Permits are the most reliable way of predicting how many new homes will be built in the months ahead. The report may spell bad news for an expected onslaught of home hunters hoping to capitalize on low-but-rising mortgage rates.
Realtor.com® looked only at the numbers that were not seasonally adjusted. This means that they weren’t smoothed out over a 12-month period to account for seasonal fluctuations.
“The fundamental bottom line is, we’ve seen no growth in overall new construction compared to a year ago,” says realtor.com® Chief Economist Jonathan Smoke.
“That leads to not enough homes for sale and not enough homes for rent—and higher prices as a result,” he says. “It’s more people fighting for less available homes for sale leading to multiple bid situations and even higher prices.”

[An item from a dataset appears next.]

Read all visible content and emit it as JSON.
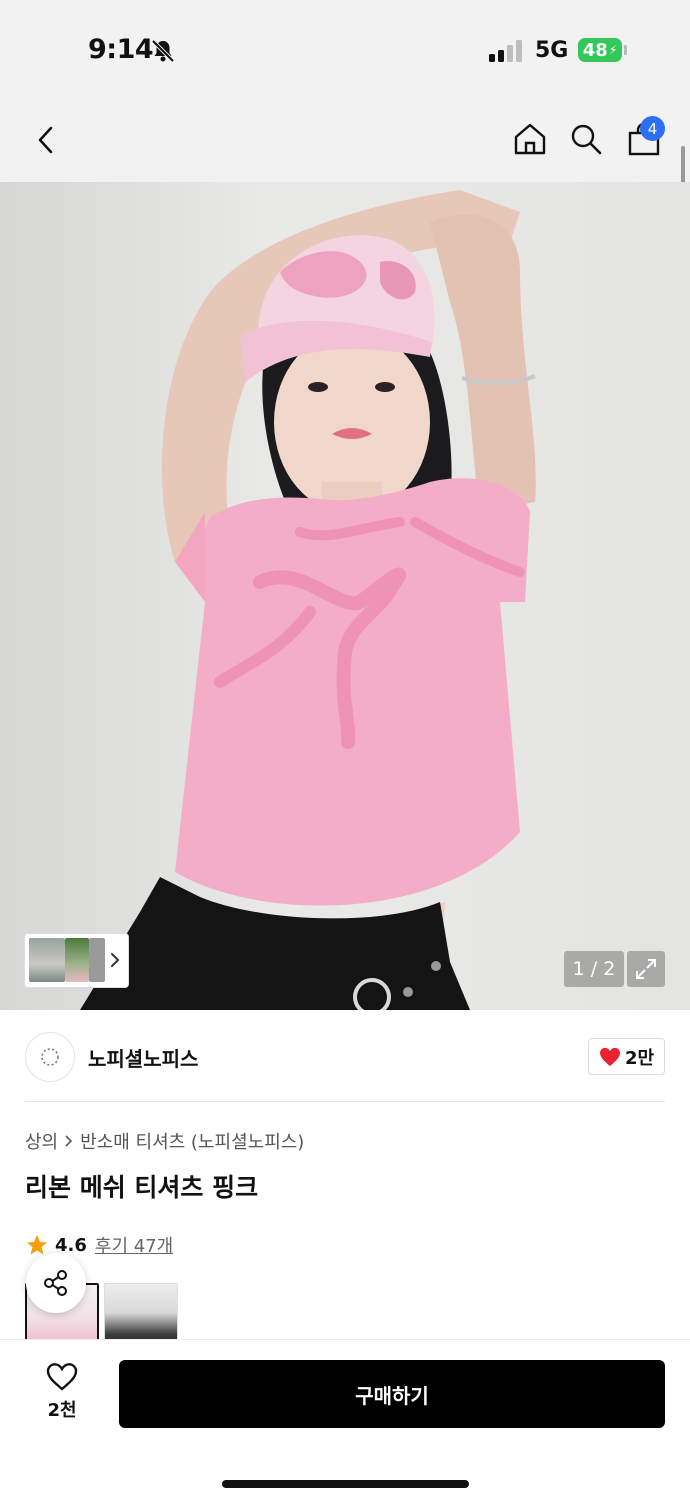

The “holiday effect” is partly to blame for the slowdown, says Smoke. Construction typically tapers off a bit when the weather turns colder in much of the nation and everyone’s busy preparing for the holidays.
“If we don’t have more permits being pulled for new homes, we’re going to start the spring buying season with possibly the lowest inventory of homes for sale that we’ve ever had,” Smoke says. “With higher [mortgage] rates there’s a growing sense of urgency by buyers who had previously put off making the decision.”
Builders started construction on fewer homes as well in November, falling 28.4% from October and nearly 7.9% from the same month a year prior.
There were some encouraging signs in the report. For instance, permits for single-family homes in November rose 11.6% year-over-year. (However, they were down 9.4% from October.)
And the number of new homes that were completed in November also increased, according to the report. They went up 4.1% from October and 24.2% compared with the same month a year earlier.
In addition, now that the presidential election is over, builder confidence in the single-family home market in December has gotten a boost. It’s up to its highest levels since mid-2005, according to the recently released National Association of Home Builders/Wells Fargo Housing Market Index.
“Builders are hopeful that President-elect [Donald] Trump will follow through on his pledge to cut burdensome regulations that are harming small businesses and housing affordability,” NAHB Chairman Ed Brady said in a statement.